この土曜は東京で8鞍に騎乗します。1Rのマイネルキャドーはスタートがあまり決まらず、思っていたほど動ききれませんでした。使って気が入った今度は違うと思いますので、折り合いを意識しながら勝ち負けに持ち込みたい。2Rのマイネルルタンの前走は、着順(⑧着)よりも内容は悪くなかった。1600mも合いそうなので、もう少し頑張れると思っています。3Rのムーンロードは、ダートが合っていたようで前走は一変。感触を掴めた上で続けての騎乗ですし、今回も差のない競馬ができるはず。4Rのマイネルハレオの前走は、東京コースでよく踏ん張ってくれました。こちらも続けての騎乗で、前進を見込んでいる一戦。
5R(2歳新馬)のコスモラフェットは2週続けて乗せていただき、しっかりと追い切りを積めて動きもいいです。今週も新馬勝ちの期待を持って臨みます。10Rのコスモナインボールは相手が揃っていたとはいえ、前走の⑥着は案外でした。今度は頭数も手頃なハンデ戦なので、何とか巻き返したいです。11Rのメイスンウォーは初めての騎乗。キャリアがある馬ですし、レースまでに研究して持ち味を活かしてあげたい。12Rのシュピールカルテは時計のかかる馬場もマッチして、前走はよく頑張ってくれました。1400mはこの馬のリズム、タイミングで競馬をしやすいので改めて上位を目指します。
日曜も東京で9鞍に騎乗します。2Rのマスカレードシチーは、道中で散漫なところがあるのでブリンカーを再装着します。詰めて使うのもいいと思いますので、何とかこの馬の力を出してあげたい。5R(2歳新馬)のマイネルイノメは動き自体はいいのですが、気性的なものかハミを取ったり取らなかったと若さが少し気になります。上手に走ってくれれば、能力的には通用すると思います。7Rのパフォームは、強い相手とオープンで戦ってきた馬。古馬が相手とはいえ、500万の牝馬限定戦ならおのずと力が入ります。
8Rのマイネルラプティスは、前走の2400mは長かったという印象。バテる馬ではないので、1800mで自分のリズムで運べれば前進が見込めます。
9Rのコスモジャーベは、8頭立てて唯一の降級馬ですかね。上の1000万で実績もありますし、ここは頑張ってほしいところ。10Rのマイネルディアベルは6歳にして初ダート。馬はまだまだ元気一杯なので、これがいいキッカケになってくれませんか。11Rのコスモドームは、同じ1400mの前走でもいい脚を使っています。ただ、東京コースはどうしてもヨーイドンの競馬になってしまうので、枠順と展開などがかみ合ってほしいところ。12Rのマイネルツァイトは、続けて乗せていただいて3戦目の前走でかなり良化を感じました。どうしてもテンションが高いので、落ち着いて臨めるようならもうひとつ前進が見込めます。
いよいよ東京コースの最終週。

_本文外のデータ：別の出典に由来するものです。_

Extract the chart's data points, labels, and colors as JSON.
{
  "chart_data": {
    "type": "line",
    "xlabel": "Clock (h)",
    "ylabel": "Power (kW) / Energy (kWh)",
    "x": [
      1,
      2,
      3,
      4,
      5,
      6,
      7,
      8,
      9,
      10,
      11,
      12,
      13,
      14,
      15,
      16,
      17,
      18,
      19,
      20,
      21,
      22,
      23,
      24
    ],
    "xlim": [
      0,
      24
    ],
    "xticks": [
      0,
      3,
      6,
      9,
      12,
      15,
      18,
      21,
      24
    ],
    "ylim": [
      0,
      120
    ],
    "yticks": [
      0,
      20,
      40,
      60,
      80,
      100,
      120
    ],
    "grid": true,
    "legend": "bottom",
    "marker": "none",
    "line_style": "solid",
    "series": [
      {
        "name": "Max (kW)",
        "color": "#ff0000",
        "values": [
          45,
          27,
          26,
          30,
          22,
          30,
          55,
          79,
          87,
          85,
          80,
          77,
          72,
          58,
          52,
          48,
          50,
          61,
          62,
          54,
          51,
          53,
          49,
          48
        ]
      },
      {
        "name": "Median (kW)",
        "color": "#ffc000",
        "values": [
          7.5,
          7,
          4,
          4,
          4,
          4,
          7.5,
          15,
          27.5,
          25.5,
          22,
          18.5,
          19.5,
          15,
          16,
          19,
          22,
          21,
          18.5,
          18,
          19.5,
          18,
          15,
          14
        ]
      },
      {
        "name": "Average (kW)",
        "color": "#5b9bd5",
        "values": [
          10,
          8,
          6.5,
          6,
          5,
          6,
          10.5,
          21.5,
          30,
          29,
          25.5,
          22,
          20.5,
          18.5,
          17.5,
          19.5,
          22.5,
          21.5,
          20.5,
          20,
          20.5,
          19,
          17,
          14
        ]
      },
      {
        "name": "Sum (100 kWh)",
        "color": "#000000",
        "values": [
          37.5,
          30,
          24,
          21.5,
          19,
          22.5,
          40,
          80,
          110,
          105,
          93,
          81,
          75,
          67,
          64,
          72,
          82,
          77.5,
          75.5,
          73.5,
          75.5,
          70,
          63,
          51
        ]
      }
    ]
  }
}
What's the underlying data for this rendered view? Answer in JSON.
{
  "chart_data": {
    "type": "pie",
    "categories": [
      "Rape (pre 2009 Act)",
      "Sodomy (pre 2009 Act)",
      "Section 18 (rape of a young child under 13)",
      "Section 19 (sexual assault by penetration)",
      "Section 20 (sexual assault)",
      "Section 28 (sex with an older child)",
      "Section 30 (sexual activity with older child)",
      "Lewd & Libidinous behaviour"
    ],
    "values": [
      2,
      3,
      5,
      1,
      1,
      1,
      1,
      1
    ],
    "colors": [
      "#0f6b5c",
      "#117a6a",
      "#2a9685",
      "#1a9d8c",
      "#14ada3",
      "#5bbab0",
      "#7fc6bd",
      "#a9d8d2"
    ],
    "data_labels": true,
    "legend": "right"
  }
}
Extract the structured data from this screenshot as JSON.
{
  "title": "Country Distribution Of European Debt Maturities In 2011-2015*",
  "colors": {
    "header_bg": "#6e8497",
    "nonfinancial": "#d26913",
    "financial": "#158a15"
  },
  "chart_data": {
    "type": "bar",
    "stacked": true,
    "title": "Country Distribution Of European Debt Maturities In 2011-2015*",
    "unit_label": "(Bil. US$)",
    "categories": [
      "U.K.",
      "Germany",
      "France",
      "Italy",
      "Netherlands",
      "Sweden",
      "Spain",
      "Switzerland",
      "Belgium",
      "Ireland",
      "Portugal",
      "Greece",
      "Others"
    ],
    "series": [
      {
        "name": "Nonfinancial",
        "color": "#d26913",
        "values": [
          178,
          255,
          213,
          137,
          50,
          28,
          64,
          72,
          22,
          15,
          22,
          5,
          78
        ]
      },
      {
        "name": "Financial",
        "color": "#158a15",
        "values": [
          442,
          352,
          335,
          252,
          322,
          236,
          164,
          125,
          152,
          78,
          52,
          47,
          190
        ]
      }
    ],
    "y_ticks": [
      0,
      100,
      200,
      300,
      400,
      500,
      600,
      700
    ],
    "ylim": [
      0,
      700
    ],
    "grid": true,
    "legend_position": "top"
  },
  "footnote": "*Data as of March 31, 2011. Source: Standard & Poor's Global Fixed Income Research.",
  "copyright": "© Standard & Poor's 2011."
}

先週も話題にしましたが、何とかこの開催のうちにJRA通算400勝を決めておきたいと思っています。そして、福島開幕週のラジオNIKEEI賞にはマイネルスフェーンがスタンバイしています。小回りにも対応してくれる馬なので改めての期待。この中間は跨っていませんが、次回の更新で見通しを書かせてもらいます。
プロフィール
柴田 大知 - Daichi Shibata
1977年6月18日生まれ、栃木県出身。
1996年に騎手デビュー。デビュー2年目までは年間20勝以上をマークする若手有望株として注目を浴びたが、年々勝ち星が減少。遂に2006〜2008年は未勝利に終わった。しかし、騎乗数を徐々に取り戻すと、2011年には中山グランドJで涙のG1制覇。「マイネル軍団」の主戦ジョッキーとしてのポジションも確固たるものとした。2013年にはマイネルホウオウでNHKマイルCを制し、平地・障害ダブルG1制覇を達成した。